After reading all the resources provided to us by our Prof. in this module about assessment planning, construction, reporting and feedback, I must say that I have gained a wider perspective that will equip me in my future endeavors about the topic.
I am actually intrigue about Table of Specifications (TOS), also called test blueprint, a great effective tool in helping out teachers align objectives, instruction and assessments (Five & DiDonato-Barnes, 2013). This indeed caught my attention because as future teacher for I know very well that the content of my test questions has a direct effect on what type of skills was mastered and needs to be achieve by my students in the future. I actually thought that using Bloom’s Taxonomy higher level of thinking (Remember, Understand, Apply, Analyze, Evaluate and Create) is impressive to know as a reference in test constructing and can help teachers in achieving effective assessment. I remember that I used to be very curious with how my teachers construct their exams. I would often ask them on what is their basis when it comes to creating test questions? Is it enough as long as it showed higher level of thinking toward the students? The response that I usually get is that it’s enough as long as it matches what is being taught and tested in class. Yes, this is true but after what I have learned about TOS, I couldn’t help but feel so thrilled in adapting this tool by the time that I am making own test questions in class. It gives me confidence to know that TOS is the tool that increases both the validity and reliability of test if once used.

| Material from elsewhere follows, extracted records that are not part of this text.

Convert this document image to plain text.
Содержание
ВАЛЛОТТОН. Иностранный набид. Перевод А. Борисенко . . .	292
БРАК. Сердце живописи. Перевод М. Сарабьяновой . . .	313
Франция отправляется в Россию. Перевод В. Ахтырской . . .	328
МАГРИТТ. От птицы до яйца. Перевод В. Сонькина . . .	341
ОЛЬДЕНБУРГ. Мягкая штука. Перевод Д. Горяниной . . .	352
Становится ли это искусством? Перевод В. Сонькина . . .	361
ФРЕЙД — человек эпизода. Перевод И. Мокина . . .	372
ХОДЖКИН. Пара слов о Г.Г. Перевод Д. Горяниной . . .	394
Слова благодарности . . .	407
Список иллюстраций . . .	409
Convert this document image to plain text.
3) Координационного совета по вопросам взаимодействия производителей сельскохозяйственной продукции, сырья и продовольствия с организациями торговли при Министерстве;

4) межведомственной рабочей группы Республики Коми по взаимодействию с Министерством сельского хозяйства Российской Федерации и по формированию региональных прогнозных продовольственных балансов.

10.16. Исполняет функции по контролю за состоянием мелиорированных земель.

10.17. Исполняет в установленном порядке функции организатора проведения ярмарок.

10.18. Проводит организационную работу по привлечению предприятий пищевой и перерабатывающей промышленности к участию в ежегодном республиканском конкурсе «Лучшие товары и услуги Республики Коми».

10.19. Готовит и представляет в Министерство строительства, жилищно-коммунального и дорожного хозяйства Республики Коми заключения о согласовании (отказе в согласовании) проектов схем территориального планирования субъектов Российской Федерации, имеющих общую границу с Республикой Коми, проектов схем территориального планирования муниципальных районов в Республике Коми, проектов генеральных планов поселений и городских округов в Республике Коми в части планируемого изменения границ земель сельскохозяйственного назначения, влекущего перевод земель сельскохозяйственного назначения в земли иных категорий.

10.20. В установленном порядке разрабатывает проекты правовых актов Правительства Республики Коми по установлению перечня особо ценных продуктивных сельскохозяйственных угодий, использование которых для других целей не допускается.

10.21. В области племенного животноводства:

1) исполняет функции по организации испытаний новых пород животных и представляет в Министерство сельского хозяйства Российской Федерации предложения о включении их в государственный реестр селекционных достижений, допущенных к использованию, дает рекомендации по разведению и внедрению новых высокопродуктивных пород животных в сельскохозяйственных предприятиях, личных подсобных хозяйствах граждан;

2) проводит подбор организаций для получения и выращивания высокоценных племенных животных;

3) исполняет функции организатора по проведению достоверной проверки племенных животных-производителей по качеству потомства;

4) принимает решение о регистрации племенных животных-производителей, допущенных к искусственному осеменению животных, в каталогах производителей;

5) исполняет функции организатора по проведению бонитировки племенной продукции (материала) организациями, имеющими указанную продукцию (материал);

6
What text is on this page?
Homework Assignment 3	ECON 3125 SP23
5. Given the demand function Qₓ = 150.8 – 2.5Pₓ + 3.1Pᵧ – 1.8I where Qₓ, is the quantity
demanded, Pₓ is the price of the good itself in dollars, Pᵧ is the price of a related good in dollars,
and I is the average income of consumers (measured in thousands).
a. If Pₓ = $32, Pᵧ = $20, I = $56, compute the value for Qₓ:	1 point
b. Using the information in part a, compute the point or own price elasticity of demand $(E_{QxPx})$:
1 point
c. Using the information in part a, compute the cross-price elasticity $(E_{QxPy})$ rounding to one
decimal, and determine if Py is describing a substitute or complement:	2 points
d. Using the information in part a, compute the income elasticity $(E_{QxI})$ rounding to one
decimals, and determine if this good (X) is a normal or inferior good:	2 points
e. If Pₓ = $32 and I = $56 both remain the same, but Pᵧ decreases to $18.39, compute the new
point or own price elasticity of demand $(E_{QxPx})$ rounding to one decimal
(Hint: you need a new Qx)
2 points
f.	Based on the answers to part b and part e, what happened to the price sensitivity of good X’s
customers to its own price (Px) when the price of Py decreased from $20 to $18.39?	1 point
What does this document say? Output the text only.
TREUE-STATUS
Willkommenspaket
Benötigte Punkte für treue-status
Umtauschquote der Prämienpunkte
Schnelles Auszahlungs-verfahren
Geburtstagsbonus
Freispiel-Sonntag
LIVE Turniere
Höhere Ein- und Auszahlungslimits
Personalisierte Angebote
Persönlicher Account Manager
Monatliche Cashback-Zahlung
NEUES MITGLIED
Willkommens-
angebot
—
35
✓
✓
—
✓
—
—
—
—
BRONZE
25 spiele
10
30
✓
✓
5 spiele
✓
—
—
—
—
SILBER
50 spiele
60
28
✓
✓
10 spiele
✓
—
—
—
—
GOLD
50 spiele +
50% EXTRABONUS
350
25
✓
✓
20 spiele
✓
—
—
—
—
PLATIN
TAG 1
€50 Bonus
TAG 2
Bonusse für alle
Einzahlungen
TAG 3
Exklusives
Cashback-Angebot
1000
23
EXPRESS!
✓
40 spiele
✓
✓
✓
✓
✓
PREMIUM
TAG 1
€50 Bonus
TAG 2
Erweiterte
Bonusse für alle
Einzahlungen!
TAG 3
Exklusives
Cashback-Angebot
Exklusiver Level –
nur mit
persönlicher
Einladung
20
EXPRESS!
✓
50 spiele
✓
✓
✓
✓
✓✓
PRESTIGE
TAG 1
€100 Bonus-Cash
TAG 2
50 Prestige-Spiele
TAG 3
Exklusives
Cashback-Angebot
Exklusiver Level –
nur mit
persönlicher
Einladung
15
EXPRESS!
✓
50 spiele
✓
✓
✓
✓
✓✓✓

The second issue that almost of us can relate with and was discussed in this module is about the topic on Feedback. As what I have learned in the modules, there are also issues or concerns being raised about giving assessment feedback. The University of Sydney (n.d.) identified all these five (5); feedback is too late to influence learning, feedback is cryptic, provides no explanation for action, good students miss out, feedback is “one-off”, and feedback is not progressive, preparing feedback is too time-consuming, and giving feedback can be repetitive and unproductive.
As online learner in distance education, feedback is one issue that really bothers me. In this blog, I will raised two issues about this and that are the following: feedback is cryptic and feedback is too late to influence learning. In my own experience, I used to have a teacher in college who would provide feedback in a form of questions like “what’s this?” highlighting some text in my paper which leaves me sometimes an impression of whether or not my what I have done is on positive note or not. This can be really frustrating for it did not help me at all in achieving the desired goal of the course/lesson. Also, one issue that I would like to share most especially in studying in an online education is about receiving feedback that it too late to influence learning. It was in another subject and I worked with a group of people on our final paper. I notice that most of the time, after doing all the submissions and doing the peer assessment, and came the time that the feedback is given about our paper, I feel that my fellow group mates aren’t that interested anymore in discussing about the feedback since we thought that it was too late to discuss after all the assessments and submissions. This actually surprise me since we all know that if we are indeed in a real classroom set-up, then I do think that we can still discuss the feedback that was given to us.
With all the concerns that I have raised in this module, I have come to realized that it really boils down to practicing good assessment strategies. Teachers need to be very careful in planning, designing and constructing assessments as this can directly affect the conceptions of what or where students should focus when it comes to the lesson being served. That is why it is also important for teachers and faculty to collaborate together and have constantly re-evaluate their assessment methods for them to help the students identify what are the next steps that they will do to enhance their progress, competence, and confidence in the future.